This Article is From Jan 22, 2020

On Camera, Women At CAA Protest In UP's Etawah Chased, Thrashed By Cops

Video clips show the police chasing the women in the narrow lanes of Pachraha area and raining blows with their batons as they try to break up the protest.

The women can be heard shouting and asking the police why they are being assaulted.

Etawah:

Women protesters are chased and caned by the Uttar Pradesh police, who also barge into shops and force them to shut, in mobile phone footage that has emerged from a protest in Etawah against the citizenship law on Tuesday.

Video clips show the police chasing the women in the narrow lanes of Pachraha area and raining blows with their batons as they try to break up the protest.

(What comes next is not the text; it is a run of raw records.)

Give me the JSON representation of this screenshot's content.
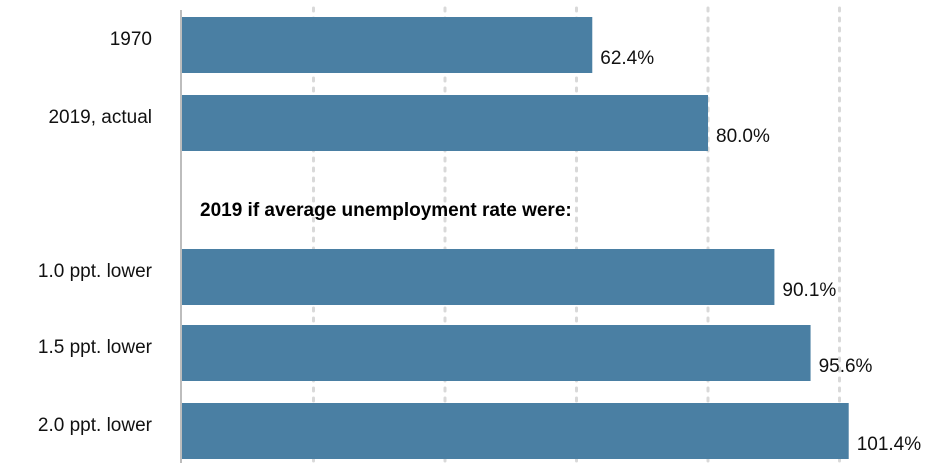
{
  "chart_data": {
    "type": "bar",
    "orientation": "horizontal",
    "categories": [
      "1970",
      "2019, actual",
      "1.0 ppt. lower",
      "1.5 ppt. lower",
      "2.0 ppt. lower"
    ],
    "values": [
      62.4,
      80.0,
      90.1,
      95.6,
      101.4
    ],
    "value_labels": [
      "62.4%",
      "80.0%",
      "90.1%",
      "95.6%",
      "101.4%"
    ],
    "group_heading": "2019 if average unemployment rate were:",
    "xlim": [
      0,
      105
    ],
    "bar_color": "#4a7fa3",
    "grid": "vertical dotted",
    "legend": "none"
  }
}
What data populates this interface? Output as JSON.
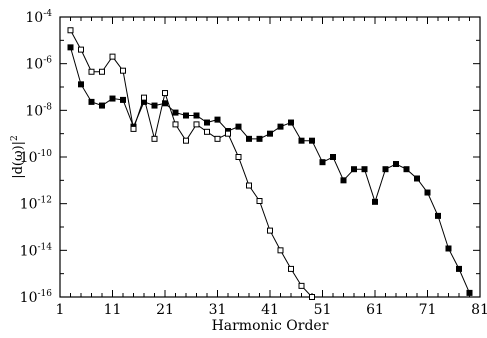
{
  "chart_data": {
    "type": "line",
    "xlabel": "Harmonic Order",
    "ylabel_base": "|d(ω)|",
    "ylabel_exp": "2",
    "y_scale": "log",
    "xlim": [
      1,
      81
    ],
    "ylim": [
      1e-16,
      0.0001
    ],
    "x_ticks": [
      1,
      11,
      21,
      31,
      41,
      51,
      61,
      71,
      81
    ],
    "y_ticks": [
      {
        "value": 1e-16,
        "base": "10",
        "exp": "-16"
      },
      {
        "value": 1e-14,
        "base": "10",
        "exp": "-14"
      },
      {
        "value": 1e-12,
        "base": "10",
        "exp": "-12"
      },
      {
        "value": 1e-10,
        "base": "10",
        "exp": "-10"
      },
      {
        "value": 1e-08,
        "base": "10",
        "exp": "-8"
      },
      {
        "value": 1e-06,
        "base": "10",
        "exp": "-6"
      },
      {
        "value": 0.0001,
        "base": "10",
        "exp": "-4"
      }
    ],
    "grid": false,
    "legend": "none",
    "series": [
      {
        "marker": "filled-square",
        "color": "#000000",
        "x": [
          3,
          5,
          7,
          9,
          11,
          13,
          15,
          17,
          19,
          21,
          23,
          25,
          27,
          29,
          31,
          33,
          35,
          37,
          39,
          41,
          43,
          45,
          47,
          49,
          51,
          53,
          55,
          57,
          59,
          61,
          63,
          65,
          67,
          69,
          71,
          73,
          75,
          77,
          79
        ],
        "y": [
          5e-06,
          1.3e-07,
          2.3e-08,
          1.6e-08,
          3.2e-08,
          2.8e-08,
          2e-09,
          2.3e-08,
          1.6e-08,
          2e-08,
          8e-09,
          6e-09,
          6e-09,
          3e-09,
          4e-09,
          1.3e-09,
          2e-09,
          6e-10,
          6e-10,
          1e-09,
          2e-09,
          3e-09,
          5e-10,
          5e-10,
          6e-11,
          1e-10,
          1e-11,
          3e-11,
          3e-11,
          1.2e-12,
          3e-11,
          5e-11,
          3e-11,
          1.2e-11,
          3e-12,
          3e-13,
          1.2e-14,
          1.6e-15,
          1.5e-16
        ]
      },
      {
        "marker": "open-square",
        "color": "#000000",
        "x": [
          3,
          5,
          7,
          9,
          11,
          13,
          15,
          17,
          19,
          21,
          23,
          25,
          27,
          29,
          31,
          33,
          35,
          37,
          39,
          41,
          43,
          45,
          47,
          49
        ],
        "y": [
          2.7e-05,
          4e-06,
          4.5e-07,
          4.5e-07,
          2e-06,
          5e-07,
          1.6e-09,
          3.5e-08,
          6e-10,
          5.5e-08,
          2.5e-09,
          5e-10,
          2.5e-09,
          1.2e-09,
          6e-10,
          1e-09,
          1e-10,
          6e-12,
          1.3e-12,
          7e-14,
          1e-14,
          1.6e-15,
          3e-16,
          1e-16
        ]
      }
    ]
  }
}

In a 17-second clip, the women can be heard shouting and asking the police why they are being assaulted. It is difficult to make out whether the cops hitting the women protestors are men or women, but police sources insist only women police personnel were tackling the women protestors.

Other mobile phone clips show the police lathi-charging men who had gathered in the area. In one video, cops are seen entering a roadside eatery, hitting the employees inside and shutting it down forcibly.

A policeman is on camera hitting a roadside vendor and asking him to shut shop. A senior policeman is seen in another video abusing protesters. The police have defended their crackdown, saying the protesters had thrown stones at them first.

The protest took place in Pachraha yesterday afternoon. Initially, some 150 women joined the protest but by night the numbers had swelled to 500, according to local reporters.

A tweet by the Etawah police said its personnel had been posted at the protest site and that protestors were being monitored.

Protests are raging in various parts of the country over the Citizenship Amendment Act (CAA), which the government says will help minorities from Muslim-dominated Bangladesh, Pakistan and Afghanistan to get citizenship if they fled to India because of religious persecution.

Critics of the law, among whom are students, activists, politicians, women and a number of celebrities, say the CAA, along with the National Register of Citizens, the other controversial process meant to flush out illegal migrants, would be used to target Muslims.

Lucknow has been the epicenter of protests in Uttar Pradesh. Addressing a pro-CAA rally there yesterday, Home Minister Amit Shah said the citizenship law would not be withdrawn come what may.

"Let me say this here and now, this law will not be withdrawn, no matter who protests... We are not scared of opposition, we were born in it," Mr Shah said, challenging rivals like Rahul Gandhi and Mamata Banerjee to a public debate on CAA.